Человек, который предстает перед нами при чтении писем Леопольда Моцарта, — это человек со специфически буржуазными взглядами, чьи ум и проницательность часто противоречат его озлобленности, черным депрессиям, паническому страху и мукам совести. Непростой человек. Он исповедовал доктрины Просвещения, а после неожиданного выздоровления дочери от тяжкого недуга сразу же заказал в различных церквях Зальцбурга ряд месс, которые он, должно быть, в страхе обещал святым во время ее болезни. Он был рационалистом в духе своего времени и в то же время склонялся к вере в чудеса в духе церкви, которой он оставался верно предан. Свой план концертного турне с двумя детьми он оправдывал открыто антипросветительским утверждением, что он обязан «возвестить миру о чуде, которому Бог судил родиться в Зальцбурге»:

Этот поступок я задолжал Богу Всемогущему, а иначе я был бы самой неблагодарной тварью: и если я когда-то обязан убедить мир в этом чуде, то именно сейчас, когда всё, что только называется чудом, высмеивают, а все чудеса опровергают[45]. В отношениях с сыном Леопольд, похоже, тоже был не в ладу с самим собой. Его мучило чувство вины, и он часто колебался между тем долгом, который он сам себе избрал и который наполнял смыслом его существование, — посредством неумолимой дисциплины и труда сделать из сына что-то «великое», — и состраданием к ребенку, в котором у него не было недостатка.

Выдержка из другого письма ясно это показывает:

Бог (слишком добрый ко мне, нехорошему человеку) дал моим детям такие таланты, что, не думая о долге отца, я был бы склонен пожертвовать всем ради того, чтобы их хорошо взрастить. Каждое мгновенье, которое я теряю, потеряно навеки. И если я когда-либо знал, как драгоценно время для юности, то я знаю это теперь. Вы знаете, что мои дети приучены к труду: если бы они привыкли к праздности под предлогом, что один мешает другому, то вся моя постройка рухнула бы; привычка — это железная [рубашка], и вы сами знаете, как многому мои дети, особенно Вольфгангерл, должны научиться[46].

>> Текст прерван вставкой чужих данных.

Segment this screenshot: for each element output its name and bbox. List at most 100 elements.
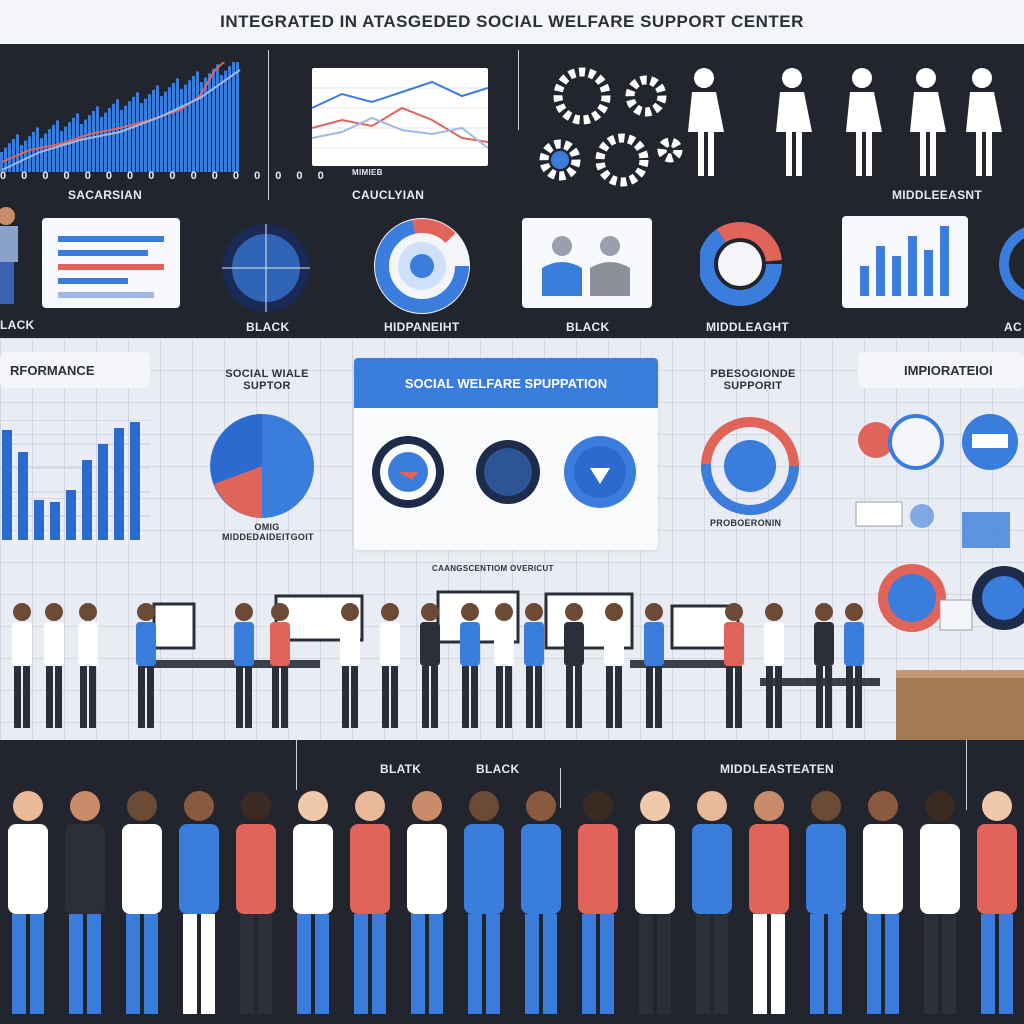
deco-bar: [228, 66, 231, 172]
label-black-1: BLACK: [246, 320, 290, 334]
crowd-person: [8, 791, 48, 1014]
crowd-person: [350, 791, 390, 1014]
crowd-person: [749, 791, 789, 1014]
deco-bar: [16, 134, 19, 172]
deco-bar: [148, 94, 151, 172]
deco-bar: [908, 236, 917, 296]
label-black-2: BLACK: [566, 320, 610, 334]
deco-bar: [876, 246, 885, 296]
social-welfare-panel: SOCIAL WELFARE SPUPPATION: [354, 358, 658, 550]
office-person: [234, 603, 254, 728]
deco-bar: [160, 96, 163, 172]
label-cauclyian: CAUCLYIAN: [352, 188, 425, 202]
mini-line-chart-card: [311, 68, 489, 166]
page-title: INTEGRATED IN ATASGEDED SOCIAL WELFARE S…: [220, 12, 804, 31]
crowd-person: [293, 791, 333, 1014]
crowd-person: [236, 791, 276, 1014]
label-professional-support: PBESOGIONDE SUPPORIT: [710, 368, 796, 392]
deco-bar: [116, 99, 119, 172]
gears-icon: [539, 67, 683, 187]
crowd-person: [521, 791, 561, 1014]
deco-bar: [136, 92, 139, 172]
deco-bar: [172, 82, 175, 172]
office-person: [524, 603, 544, 728]
office-person: [564, 603, 584, 728]
office-person: [764, 603, 784, 728]
office-person: [270, 603, 290, 728]
deco-bar: [68, 122, 71, 172]
deco-bar: [108, 108, 111, 172]
bars-left: [0, 62, 239, 172]
connector-line: [268, 50, 269, 200]
deco-bar: [96, 106, 99, 172]
performance-bar-chart: [0, 420, 150, 540]
deco-bar: [140, 103, 143, 172]
pie-caption: OMIG MIDDEDAIDEITGOIT: [222, 522, 314, 542]
deco-bar: [156, 85, 159, 172]
deco-bar: [196, 71, 199, 172]
deco-bar: [176, 78, 179, 172]
deco-bar: [200, 82, 203, 172]
crowd-person: [806, 791, 846, 1014]
crowd-person: [464, 791, 504, 1014]
deco-bar: [100, 117, 103, 172]
line-bar-chart-left: [0, 62, 241, 172]
connector-line: [296, 740, 297, 790]
label-blatk: BLATK: [380, 762, 422, 776]
crowd-person: [65, 791, 105, 1014]
deco-bar: [188, 80, 191, 172]
deco-bar: [104, 112, 107, 172]
performance-pill: RFORMANCE: [0, 352, 150, 388]
crowd-person: [863, 791, 903, 1014]
deco-bar: [82, 460, 92, 540]
office-person: [78, 603, 98, 728]
deco-bar: [114, 428, 124, 540]
connector-line: [518, 50, 519, 130]
deco-bar: [24, 140, 27, 172]
deco-bar: [64, 126, 67, 172]
tick-row: 0 0 0 0 0 0 0 0 0 0 0 0 0 0 0 0: [0, 170, 330, 182]
deco-bar: [40, 138, 43, 172]
crowd-person: [635, 791, 675, 1014]
figures-row-icon: [688, 68, 1002, 176]
office-person: [340, 603, 360, 728]
improvement-icons: [855, 414, 1018, 548]
office-person: [814, 603, 834, 728]
deco-bar: [924, 250, 933, 296]
crowd-person: [920, 791, 960, 1014]
label-hidpaneiht: HIDPANEIHT: [384, 320, 460, 334]
office-person: [644, 603, 664, 728]
office-person: [844, 603, 864, 728]
connector-line: [560, 768, 561, 808]
crowd-person: [179, 791, 219, 1014]
deco-bar: [184, 84, 187, 172]
panel-title: SOCIAL WELFARE SPUPPATION: [404, 375, 608, 391]
donut-chart-icon: [700, 222, 782, 306]
partial-ring-icon: [999, 227, 1024, 301]
office-scene: [12, 590, 1024, 740]
people-card: [522, 218, 652, 308]
deco-bar: [120, 110, 123, 172]
bottom-people-band: [0, 740, 1024, 1024]
deco-bar: [80, 124, 83, 172]
label-black-3: BLACK: [476, 762, 520, 776]
deco-bar: [224, 70, 227, 172]
deco-bar: [220, 75, 223, 172]
office-person: [12, 603, 32, 728]
deco-bar: [124, 105, 127, 172]
office-person: [604, 603, 624, 728]
office-person: [494, 603, 514, 728]
deco-bar: [112, 103, 115, 172]
label-sacarsian: SACARSIAN: [68, 188, 143, 202]
deco-bar: [128, 101, 131, 172]
label-ac: AC: [1004, 320, 1022, 334]
deco-bar: [18, 452, 28, 540]
connector-line: [966, 740, 967, 810]
deco-bar: [32, 131, 35, 172]
title-bar: INTEGRATED IN ATASGEDED SOCIAL WELFARE S…: [0, 0, 1024, 44]
deco-bar: [144, 98, 147, 172]
deco-bar: [92, 110, 95, 172]
deco-bar: [204, 77, 207, 172]
deco-bar: [34, 500, 44, 540]
deco-bar: [0, 152, 3, 172]
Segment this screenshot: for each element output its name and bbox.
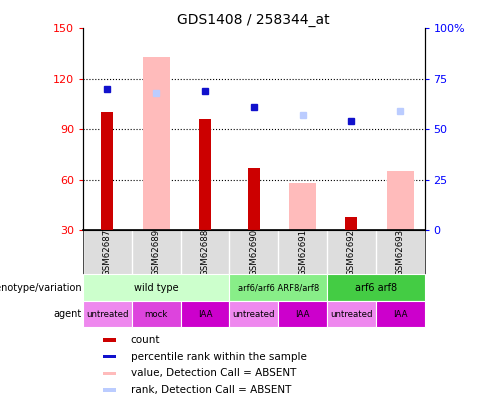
Text: GSM62692: GSM62692 bbox=[347, 229, 356, 276]
Text: GSM62693: GSM62693 bbox=[396, 229, 405, 276]
Bar bbox=[278, 301, 327, 328]
Bar bbox=[248, 168, 260, 230]
Bar bbox=[103, 372, 116, 375]
Text: agent: agent bbox=[54, 309, 82, 319]
Bar bbox=[102, 113, 113, 230]
Bar bbox=[229, 301, 278, 328]
Text: GSM62689: GSM62689 bbox=[152, 229, 161, 276]
Bar bbox=[229, 275, 327, 301]
Text: IAA: IAA bbox=[393, 310, 407, 319]
Text: untreated: untreated bbox=[86, 310, 129, 319]
Text: GSM62691: GSM62691 bbox=[298, 229, 307, 276]
Text: GSM62688: GSM62688 bbox=[201, 229, 209, 276]
Text: IAA: IAA bbox=[295, 310, 310, 319]
Bar bbox=[289, 183, 316, 230]
Text: untreated: untreated bbox=[232, 310, 275, 319]
Bar bbox=[386, 171, 413, 230]
Bar bbox=[103, 388, 116, 392]
Text: untreated: untreated bbox=[330, 310, 373, 319]
Text: percentile rank within the sample: percentile rank within the sample bbox=[131, 352, 306, 362]
Text: arf6/arf6 ARF8/arf8: arf6/arf6 ARF8/arf8 bbox=[238, 283, 319, 292]
Bar bbox=[103, 355, 116, 358]
Text: wild type: wild type bbox=[134, 283, 179, 293]
Bar bbox=[181, 301, 229, 328]
Bar bbox=[376, 301, 425, 328]
Bar bbox=[143, 57, 170, 230]
Text: genotype/variation: genotype/variation bbox=[0, 283, 82, 293]
Text: value, Detection Call = ABSENT: value, Detection Call = ABSENT bbox=[131, 368, 296, 378]
Bar bbox=[132, 301, 181, 328]
Text: mock: mock bbox=[144, 310, 168, 319]
Bar bbox=[83, 275, 229, 301]
Bar bbox=[199, 119, 211, 230]
Bar bbox=[83, 301, 132, 328]
Text: IAA: IAA bbox=[198, 310, 212, 319]
Title: GDS1408 / 258344_at: GDS1408 / 258344_at bbox=[178, 13, 330, 27]
Bar bbox=[103, 339, 116, 341]
Text: rank, Detection Call = ABSENT: rank, Detection Call = ABSENT bbox=[131, 385, 291, 395]
Text: GSM62687: GSM62687 bbox=[103, 229, 112, 276]
Text: GSM62690: GSM62690 bbox=[249, 229, 258, 276]
Text: arf6 arf8: arf6 arf8 bbox=[355, 283, 397, 293]
Bar bbox=[346, 217, 357, 230]
Text: count: count bbox=[131, 335, 160, 345]
Bar bbox=[327, 275, 425, 301]
Bar bbox=[327, 301, 376, 328]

Однажды Леопольд заметил, что хотел бы быть не только отцом своего сына, но и его лучшим другом[47]. В то же время он с помощью искусства аргументации, которым владел гораздо лучше, всегда заставлял сына делать то, что считал правильным. Сам он учился у иезуитов. Модели, которые он запомнил из собственного воспитания, в определенной степени помогали ему в обращении с собственными детьми. Будучи просвещенным человеком, он не бил их. Суровость палки, от которой он их избавил, он заменил суровостью интеллекта, который был не менее эффективным — и не менее болезненным — средством поддержания дисциплины. Короче говоря, он обладал свойственной многим педагогически одаренным рационалистам способностью: с помощью холодной логики безличных аргументов и собственных более обширных познаний добиваться того, чтобы воспитуемые починялись воле воспитателя.